In the leadup to any job, there’s a lot of drudgework that one has to get used to, which I call “thriving in the boring.” As the Chinese know, boring can be important, too, because boring means peaceful, and we could all use a bit more of that. Of course, that’s one of the reasons we created 1CaB — to fill in naturally to strengthen one’s positive resolve. Every day, I’ll sample some of my products to assist even when I get knocked off of flow and get right back in the game. Others depend on me to do that, as they do in your life, too.

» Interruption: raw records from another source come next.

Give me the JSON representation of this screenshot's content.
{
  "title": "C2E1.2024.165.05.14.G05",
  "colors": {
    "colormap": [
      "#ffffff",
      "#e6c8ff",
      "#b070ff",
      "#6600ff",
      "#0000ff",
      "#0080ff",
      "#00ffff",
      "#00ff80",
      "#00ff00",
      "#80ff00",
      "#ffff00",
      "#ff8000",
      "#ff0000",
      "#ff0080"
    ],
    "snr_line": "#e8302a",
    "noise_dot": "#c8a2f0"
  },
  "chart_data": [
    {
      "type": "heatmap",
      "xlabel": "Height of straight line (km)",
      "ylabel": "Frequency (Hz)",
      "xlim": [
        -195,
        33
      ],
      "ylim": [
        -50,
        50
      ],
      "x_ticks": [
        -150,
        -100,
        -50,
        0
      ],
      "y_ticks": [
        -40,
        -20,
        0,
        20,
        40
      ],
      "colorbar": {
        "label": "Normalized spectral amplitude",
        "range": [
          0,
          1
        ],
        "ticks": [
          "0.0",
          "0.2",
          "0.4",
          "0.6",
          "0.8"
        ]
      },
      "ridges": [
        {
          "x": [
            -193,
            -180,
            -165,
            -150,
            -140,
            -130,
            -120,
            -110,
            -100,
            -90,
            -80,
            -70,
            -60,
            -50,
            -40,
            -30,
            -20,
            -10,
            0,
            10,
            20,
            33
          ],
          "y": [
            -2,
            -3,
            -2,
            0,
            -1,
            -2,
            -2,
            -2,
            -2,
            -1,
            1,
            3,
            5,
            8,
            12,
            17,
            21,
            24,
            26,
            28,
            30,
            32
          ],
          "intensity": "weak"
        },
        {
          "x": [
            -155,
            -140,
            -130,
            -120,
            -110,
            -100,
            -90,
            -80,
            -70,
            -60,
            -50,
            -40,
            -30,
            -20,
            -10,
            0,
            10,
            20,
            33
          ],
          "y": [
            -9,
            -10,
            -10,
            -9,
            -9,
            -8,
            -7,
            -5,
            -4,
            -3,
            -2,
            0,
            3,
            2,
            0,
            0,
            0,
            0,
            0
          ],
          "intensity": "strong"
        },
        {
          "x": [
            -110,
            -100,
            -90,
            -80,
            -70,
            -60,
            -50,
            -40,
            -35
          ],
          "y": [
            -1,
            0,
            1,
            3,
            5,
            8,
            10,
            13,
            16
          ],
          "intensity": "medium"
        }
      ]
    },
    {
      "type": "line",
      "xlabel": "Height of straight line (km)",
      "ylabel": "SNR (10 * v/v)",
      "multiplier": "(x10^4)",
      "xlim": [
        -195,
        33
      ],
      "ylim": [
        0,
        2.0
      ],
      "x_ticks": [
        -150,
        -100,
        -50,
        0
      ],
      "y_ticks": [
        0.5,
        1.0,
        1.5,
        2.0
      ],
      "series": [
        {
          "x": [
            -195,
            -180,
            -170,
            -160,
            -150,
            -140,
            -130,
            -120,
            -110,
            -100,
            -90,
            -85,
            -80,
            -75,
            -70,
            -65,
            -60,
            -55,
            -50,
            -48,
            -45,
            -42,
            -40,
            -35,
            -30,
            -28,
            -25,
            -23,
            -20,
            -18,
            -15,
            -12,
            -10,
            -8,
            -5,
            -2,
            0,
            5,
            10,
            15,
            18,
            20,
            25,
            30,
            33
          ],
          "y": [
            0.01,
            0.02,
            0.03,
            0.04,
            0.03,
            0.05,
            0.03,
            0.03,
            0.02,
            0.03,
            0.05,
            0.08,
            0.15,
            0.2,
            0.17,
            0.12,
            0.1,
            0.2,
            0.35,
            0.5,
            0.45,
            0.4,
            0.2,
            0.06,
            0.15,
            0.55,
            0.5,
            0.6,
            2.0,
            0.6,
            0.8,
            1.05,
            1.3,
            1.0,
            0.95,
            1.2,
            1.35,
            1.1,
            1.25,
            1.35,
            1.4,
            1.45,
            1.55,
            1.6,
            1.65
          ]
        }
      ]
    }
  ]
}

Finally, we all need to learn when to discard energies that don’t serve us. This comes in the form of attitudes, defeatism or inappropriate aggression that certain people end up bringing to the table, and these sorts of things create unnecessary complications. Recently, one of our esteemed Wellness Muses, Dr. Karina Klimtchuk of Kai Wellness, pused to me, “Brian, do you think WE deserve to work with people that are easy to work with?”  I thought at first this was a trick question, but I realized the answer was pretty simple — not necessarily. It shouldn’t take you too much time to determine their worth in your life, and if it does, it tells you the decision you need to make as to whether they stay or go. 

The 1Cab simple lifestyle

Right now, something’s tugging at your attention, however. Maybe you’ve checked your phone, which most people do habitually about every 5 minutes, after all. Or you’re still reeling from your last doomscrolling binge. This natural urge to stay informed and connected has unfortunately wreaked havoc on our collective mental health, and has added to the clutter and chaos in our minds. Speaking as a recovering addict, I also see the FEAR that exists in such activities, of finally putting down the phone and confronting the quiet and the painful elements of life. Many of those pain points come from difficulties with the basics of life — love, health, food and career chief amongst them.

Our strategy at Medicine Box is simple — you work on the basics, and the answers flow from there. Sleep, food and overall vitality are essential to maintaining the proper spiritual foundation to help with one’s struggles. To do this, nature has to be re-introduced into people’s lifestyles — whether that’s hiking in a forest, planting a garden or making plant medicine part of one’s daily routine. It begins with Vital Recovery to start off the day with a natural energy boost thanks to the power ‘shrooms — chaga, maitake and shiitake — that we’ve brought into the mix. Then you can move onto Happy Belly, which soothes and activates the gut microbiome with several herbs, spices — including cinnamon, which we’ve been watching closely for its [TK] effects — and mushrooms. Finally, you have Equanimity as a natural relaxer which also aids in a calm, restful sleep.

A few million years ago, some of you may remember a reality show called The Simple Life with Paris Hilton and Nicole Richey. I kinda wish it was still on, just so that good ol’ Paris and Nicole could come out to Tahoe and do a digital detox, participate in a plant medicine ceremony and leave with a 1CaB in their Prada purses. Whatever your opinion may be about it, there’s no doubt that nature is the great equalizer and everyone can benefit from scaling back, even those that have everything, because let’s face it — they like the rest of us, would be better off with a little bit less.